Kevin Bryce will cherish the cap he received, but the replacement hooker probably never anticipated that he would make his debut on the flank. In fairness, Bryce played a lot of age-grade rugby in that position, so he did not look badly out of place.

Of all the lapses in Scotland's performance, the most worrying -and, potentially, the most costly - was the way the front-line defence was punctured so easily. Canada produced more unexpected line-breaks than you would find in an anthology of experimental poetry, and the best that could be said for Scotland was their scramble defence worked well.
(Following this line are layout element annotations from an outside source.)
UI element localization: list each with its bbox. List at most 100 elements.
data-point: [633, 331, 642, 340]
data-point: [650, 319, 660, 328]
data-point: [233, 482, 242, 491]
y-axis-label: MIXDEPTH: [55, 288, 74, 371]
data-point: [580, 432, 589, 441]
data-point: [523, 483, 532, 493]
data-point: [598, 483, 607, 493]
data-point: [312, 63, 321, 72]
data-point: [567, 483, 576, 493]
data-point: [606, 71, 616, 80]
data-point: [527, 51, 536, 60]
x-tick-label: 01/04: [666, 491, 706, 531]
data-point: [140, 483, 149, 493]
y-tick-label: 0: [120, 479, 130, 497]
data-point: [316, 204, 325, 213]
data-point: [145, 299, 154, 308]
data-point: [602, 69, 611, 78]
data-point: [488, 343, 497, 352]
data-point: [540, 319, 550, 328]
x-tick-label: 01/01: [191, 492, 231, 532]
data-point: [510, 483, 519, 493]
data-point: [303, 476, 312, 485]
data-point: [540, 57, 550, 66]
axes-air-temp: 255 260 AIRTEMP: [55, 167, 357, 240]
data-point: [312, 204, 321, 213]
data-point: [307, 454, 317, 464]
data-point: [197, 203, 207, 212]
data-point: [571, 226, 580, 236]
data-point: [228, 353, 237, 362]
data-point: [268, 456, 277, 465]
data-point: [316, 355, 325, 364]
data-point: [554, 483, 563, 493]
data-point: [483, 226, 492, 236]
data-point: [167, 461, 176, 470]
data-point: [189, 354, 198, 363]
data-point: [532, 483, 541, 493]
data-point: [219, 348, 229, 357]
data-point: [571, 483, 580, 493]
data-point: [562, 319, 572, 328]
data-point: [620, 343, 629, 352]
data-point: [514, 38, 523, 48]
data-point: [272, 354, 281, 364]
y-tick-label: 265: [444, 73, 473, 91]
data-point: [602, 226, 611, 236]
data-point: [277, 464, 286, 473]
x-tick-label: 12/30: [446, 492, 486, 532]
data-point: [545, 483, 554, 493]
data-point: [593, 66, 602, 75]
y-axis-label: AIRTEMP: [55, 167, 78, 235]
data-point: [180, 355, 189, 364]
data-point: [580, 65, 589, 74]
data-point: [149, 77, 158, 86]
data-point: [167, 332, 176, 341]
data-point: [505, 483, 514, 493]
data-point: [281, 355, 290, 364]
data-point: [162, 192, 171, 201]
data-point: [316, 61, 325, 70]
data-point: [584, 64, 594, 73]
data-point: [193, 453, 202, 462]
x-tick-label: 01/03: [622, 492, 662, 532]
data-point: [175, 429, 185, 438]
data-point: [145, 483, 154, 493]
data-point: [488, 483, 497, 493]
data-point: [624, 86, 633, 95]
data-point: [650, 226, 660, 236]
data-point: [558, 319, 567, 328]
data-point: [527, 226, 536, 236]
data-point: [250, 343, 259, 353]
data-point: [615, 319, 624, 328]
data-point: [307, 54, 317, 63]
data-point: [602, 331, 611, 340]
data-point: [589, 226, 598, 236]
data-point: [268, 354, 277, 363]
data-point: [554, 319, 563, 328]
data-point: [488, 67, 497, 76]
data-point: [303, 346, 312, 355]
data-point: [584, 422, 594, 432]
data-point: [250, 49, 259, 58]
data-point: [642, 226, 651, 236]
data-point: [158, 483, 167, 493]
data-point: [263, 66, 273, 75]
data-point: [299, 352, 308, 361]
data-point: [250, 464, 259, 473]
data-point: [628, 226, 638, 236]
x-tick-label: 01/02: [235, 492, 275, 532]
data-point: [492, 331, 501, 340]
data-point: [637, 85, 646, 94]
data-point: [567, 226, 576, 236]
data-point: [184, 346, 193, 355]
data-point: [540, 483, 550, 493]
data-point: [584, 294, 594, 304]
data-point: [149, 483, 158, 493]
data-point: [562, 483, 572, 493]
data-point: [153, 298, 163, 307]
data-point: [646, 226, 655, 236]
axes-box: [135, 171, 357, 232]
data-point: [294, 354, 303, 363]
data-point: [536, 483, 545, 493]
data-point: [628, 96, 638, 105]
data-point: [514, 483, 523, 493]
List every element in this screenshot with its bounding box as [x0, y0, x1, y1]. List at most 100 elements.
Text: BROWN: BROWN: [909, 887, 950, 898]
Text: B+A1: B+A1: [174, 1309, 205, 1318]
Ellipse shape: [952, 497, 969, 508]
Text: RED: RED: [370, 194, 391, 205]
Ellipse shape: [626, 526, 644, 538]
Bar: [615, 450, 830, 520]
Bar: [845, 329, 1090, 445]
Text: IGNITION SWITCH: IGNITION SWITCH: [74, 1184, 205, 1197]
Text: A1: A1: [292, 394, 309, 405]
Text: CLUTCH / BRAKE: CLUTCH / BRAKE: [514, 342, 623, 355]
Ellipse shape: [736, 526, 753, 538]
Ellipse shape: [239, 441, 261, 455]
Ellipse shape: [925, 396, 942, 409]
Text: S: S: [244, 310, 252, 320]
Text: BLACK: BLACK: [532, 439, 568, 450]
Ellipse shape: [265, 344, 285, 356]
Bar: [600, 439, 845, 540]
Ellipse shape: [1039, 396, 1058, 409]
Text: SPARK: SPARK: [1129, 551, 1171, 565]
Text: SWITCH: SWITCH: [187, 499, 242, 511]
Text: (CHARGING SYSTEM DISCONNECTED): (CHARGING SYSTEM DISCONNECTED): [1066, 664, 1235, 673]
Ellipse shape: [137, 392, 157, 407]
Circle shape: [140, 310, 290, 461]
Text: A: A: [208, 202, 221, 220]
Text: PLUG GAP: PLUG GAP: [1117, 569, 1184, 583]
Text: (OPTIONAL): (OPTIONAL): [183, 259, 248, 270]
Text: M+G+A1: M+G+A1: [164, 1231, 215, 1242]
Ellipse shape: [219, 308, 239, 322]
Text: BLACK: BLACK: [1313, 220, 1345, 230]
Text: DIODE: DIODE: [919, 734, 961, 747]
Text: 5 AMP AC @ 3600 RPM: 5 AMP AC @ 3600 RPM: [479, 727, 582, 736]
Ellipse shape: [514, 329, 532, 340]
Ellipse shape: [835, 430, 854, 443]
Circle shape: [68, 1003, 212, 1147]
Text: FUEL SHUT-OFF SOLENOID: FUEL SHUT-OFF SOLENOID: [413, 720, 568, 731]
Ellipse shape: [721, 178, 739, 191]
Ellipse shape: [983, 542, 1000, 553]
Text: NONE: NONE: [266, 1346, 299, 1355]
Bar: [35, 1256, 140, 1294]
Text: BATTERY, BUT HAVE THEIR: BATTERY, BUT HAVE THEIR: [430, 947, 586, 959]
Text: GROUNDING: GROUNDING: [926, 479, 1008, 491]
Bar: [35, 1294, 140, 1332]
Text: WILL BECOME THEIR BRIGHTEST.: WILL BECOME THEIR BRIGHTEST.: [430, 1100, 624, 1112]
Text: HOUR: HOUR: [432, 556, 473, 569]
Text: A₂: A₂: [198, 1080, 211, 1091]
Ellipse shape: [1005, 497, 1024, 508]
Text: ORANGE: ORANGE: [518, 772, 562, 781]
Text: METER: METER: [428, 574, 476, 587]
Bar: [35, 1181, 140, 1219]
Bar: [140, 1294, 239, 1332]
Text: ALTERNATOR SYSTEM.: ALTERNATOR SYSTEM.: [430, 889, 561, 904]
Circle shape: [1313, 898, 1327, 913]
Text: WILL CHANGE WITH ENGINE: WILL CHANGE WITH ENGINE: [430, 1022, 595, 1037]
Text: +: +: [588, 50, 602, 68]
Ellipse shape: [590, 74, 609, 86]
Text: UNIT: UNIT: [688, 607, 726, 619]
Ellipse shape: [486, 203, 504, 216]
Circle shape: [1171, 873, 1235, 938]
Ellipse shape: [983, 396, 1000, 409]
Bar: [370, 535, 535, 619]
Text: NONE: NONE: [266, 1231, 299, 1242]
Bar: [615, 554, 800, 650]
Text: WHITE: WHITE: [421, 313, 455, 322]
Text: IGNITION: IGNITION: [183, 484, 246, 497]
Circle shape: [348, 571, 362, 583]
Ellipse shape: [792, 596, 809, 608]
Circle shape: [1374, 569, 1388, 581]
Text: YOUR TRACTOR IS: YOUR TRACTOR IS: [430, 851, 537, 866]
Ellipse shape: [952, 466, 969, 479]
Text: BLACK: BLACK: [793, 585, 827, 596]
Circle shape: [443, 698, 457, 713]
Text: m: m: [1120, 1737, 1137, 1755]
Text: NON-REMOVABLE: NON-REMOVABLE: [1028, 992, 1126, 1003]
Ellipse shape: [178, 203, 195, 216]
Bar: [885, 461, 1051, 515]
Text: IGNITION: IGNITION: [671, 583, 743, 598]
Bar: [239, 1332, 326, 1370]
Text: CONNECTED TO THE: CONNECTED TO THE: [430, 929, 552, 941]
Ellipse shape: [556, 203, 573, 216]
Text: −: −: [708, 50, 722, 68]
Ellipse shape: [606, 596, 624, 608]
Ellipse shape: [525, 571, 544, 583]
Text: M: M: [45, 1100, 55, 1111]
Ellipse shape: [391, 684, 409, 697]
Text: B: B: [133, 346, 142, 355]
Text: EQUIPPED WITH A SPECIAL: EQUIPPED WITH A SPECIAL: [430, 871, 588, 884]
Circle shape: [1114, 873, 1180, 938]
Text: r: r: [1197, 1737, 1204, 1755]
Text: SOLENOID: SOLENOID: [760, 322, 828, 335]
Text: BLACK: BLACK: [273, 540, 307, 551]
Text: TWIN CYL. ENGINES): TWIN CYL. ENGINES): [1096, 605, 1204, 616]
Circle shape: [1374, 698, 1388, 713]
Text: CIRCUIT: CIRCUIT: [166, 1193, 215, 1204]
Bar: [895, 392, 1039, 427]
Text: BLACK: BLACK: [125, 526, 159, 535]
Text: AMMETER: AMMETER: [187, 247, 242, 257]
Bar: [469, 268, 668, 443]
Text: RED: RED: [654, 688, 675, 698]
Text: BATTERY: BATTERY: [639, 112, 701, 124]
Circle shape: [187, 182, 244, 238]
On the one occasion it did not, the Scots were punished with a try. It came in the 24th minute when Ciaran Hearn shot through a gap, and moved the ball on for Jeff Hassler, the wing who now plays for Ospreys, to go over. Scotland did strike back a few minutes later when Grant Gilchrist was sent over from a short lineout for his first Test try, but the overall pattern was one in which Canada played most of the rugby and produced most of the threats.

But most of the luck belonged to Scotland. "I'm gutted for our guys," said Kieran Crowley, the former All Black full-back who heads Canada's coaching team. "They really put it all in. The positive is that we ran a Tier 1 country to two points, and that's a pretty good effort."

To their credit, the Scots acknowledged their good fortune, and a few expressed sympathy for Canada. For many, the game represented the end of a long and arduous season, but it would be pushing it to say their mood was celebratory. The strongest impression was that they were just glad it was all over at last.